Thanks for your time thus far, now to earth. What is the residence time of each spectrum of solar energy reaching the surface at each latitude? What is the residence time in the atmosphere at each laditude and altitude? Does this residence time of energy within the earth, as defined by all the land, oceans and atmosphere, vary by many many orders of magnitude, from fractions of a second, to centuries for that energy which can penetrate up to 800′ into the oceans.
So can we take a small area of the earth with the same TSI, as in no change, and get a different energy accumalation that will take centuries to fully manifest? Yes, it is fairly simple. Move a cloud in and basically stop the deep penetrating solar spectrum from entering the ocean. This one change, with no change in input, can take centuries to manifest and fully accumalate within our system.
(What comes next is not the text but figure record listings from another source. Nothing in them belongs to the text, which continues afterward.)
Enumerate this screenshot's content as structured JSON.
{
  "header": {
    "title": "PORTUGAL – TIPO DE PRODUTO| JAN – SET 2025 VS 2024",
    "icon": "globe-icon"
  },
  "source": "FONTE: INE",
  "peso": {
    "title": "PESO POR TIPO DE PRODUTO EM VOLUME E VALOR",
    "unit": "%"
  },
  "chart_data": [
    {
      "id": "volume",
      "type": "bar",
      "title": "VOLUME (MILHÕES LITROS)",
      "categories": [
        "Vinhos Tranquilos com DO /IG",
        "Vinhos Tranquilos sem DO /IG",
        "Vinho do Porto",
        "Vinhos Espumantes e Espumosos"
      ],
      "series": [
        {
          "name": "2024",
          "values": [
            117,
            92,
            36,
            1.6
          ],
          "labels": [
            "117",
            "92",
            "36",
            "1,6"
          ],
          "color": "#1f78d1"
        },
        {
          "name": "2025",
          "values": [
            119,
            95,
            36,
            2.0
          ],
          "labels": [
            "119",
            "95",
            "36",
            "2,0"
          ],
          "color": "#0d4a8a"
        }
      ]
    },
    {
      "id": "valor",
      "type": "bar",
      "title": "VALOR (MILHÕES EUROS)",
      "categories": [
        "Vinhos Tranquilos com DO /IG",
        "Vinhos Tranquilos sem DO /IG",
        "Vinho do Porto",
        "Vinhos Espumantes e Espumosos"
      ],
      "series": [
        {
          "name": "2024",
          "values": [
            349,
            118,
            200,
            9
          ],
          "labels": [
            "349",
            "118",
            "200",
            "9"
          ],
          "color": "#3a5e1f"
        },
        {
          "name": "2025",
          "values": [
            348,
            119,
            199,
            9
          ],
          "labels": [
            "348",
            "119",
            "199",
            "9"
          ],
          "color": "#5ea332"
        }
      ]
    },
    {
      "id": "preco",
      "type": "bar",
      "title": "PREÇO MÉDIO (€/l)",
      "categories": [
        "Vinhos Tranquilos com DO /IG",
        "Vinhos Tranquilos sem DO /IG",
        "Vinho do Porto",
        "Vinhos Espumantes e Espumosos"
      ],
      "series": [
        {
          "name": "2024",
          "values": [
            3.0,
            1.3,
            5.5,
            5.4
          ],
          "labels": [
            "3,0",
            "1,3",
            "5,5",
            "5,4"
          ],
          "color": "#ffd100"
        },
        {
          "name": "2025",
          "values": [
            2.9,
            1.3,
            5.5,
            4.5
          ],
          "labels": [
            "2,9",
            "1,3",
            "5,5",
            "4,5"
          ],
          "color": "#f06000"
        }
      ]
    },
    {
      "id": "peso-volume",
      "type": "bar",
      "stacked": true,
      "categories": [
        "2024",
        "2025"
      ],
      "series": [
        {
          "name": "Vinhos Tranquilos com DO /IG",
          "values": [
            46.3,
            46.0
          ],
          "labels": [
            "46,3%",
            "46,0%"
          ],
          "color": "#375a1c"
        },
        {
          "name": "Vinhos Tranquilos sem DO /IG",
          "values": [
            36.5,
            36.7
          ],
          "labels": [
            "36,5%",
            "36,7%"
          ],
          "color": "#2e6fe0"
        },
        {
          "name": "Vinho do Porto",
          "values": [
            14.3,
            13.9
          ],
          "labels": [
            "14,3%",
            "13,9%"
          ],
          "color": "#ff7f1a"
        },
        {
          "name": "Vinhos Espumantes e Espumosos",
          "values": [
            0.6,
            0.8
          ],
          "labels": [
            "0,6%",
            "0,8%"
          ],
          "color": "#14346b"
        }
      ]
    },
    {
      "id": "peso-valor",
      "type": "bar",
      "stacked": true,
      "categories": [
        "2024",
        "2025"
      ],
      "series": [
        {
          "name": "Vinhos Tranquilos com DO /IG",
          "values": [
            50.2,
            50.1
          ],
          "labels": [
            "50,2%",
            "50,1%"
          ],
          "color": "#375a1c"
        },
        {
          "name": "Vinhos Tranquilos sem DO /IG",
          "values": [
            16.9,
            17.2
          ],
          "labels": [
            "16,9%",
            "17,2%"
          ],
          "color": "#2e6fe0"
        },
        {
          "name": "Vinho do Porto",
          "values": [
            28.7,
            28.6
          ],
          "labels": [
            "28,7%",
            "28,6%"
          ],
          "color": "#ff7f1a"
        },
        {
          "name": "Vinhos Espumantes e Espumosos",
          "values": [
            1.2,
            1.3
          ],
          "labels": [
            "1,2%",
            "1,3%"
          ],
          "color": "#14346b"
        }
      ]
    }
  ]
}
We know jet streams, and therfore weather systems and clouds move dramatically. This movement affects the residence time of energy within our system dramatically, with cloud cover location having a dramatic affect that may accumlate for decades, and not fully manifest for centuries. TSI changes vary strongly according to the different solar spectrum, and the residence time of each spectrum varies dramatically.
My point is I think it is to early to tell what affect decades long changes in disparate solar spectrum have. At this point I do not think we can rule out minor changes having a major affect over decades.
As a side note I often wonder about volcanos, when we are told a St Helens going off in the deep ocean has no affect at the surface. Suppose that goes on for months. Energy is not lost, it goes somewhere. Each and every day it does not leave the ocean, it accumalates within the ocean. How much does tectonic activity change over time? Just thoughts, which are fun and purely academic, when one does not wish to change and or rule the world because of them.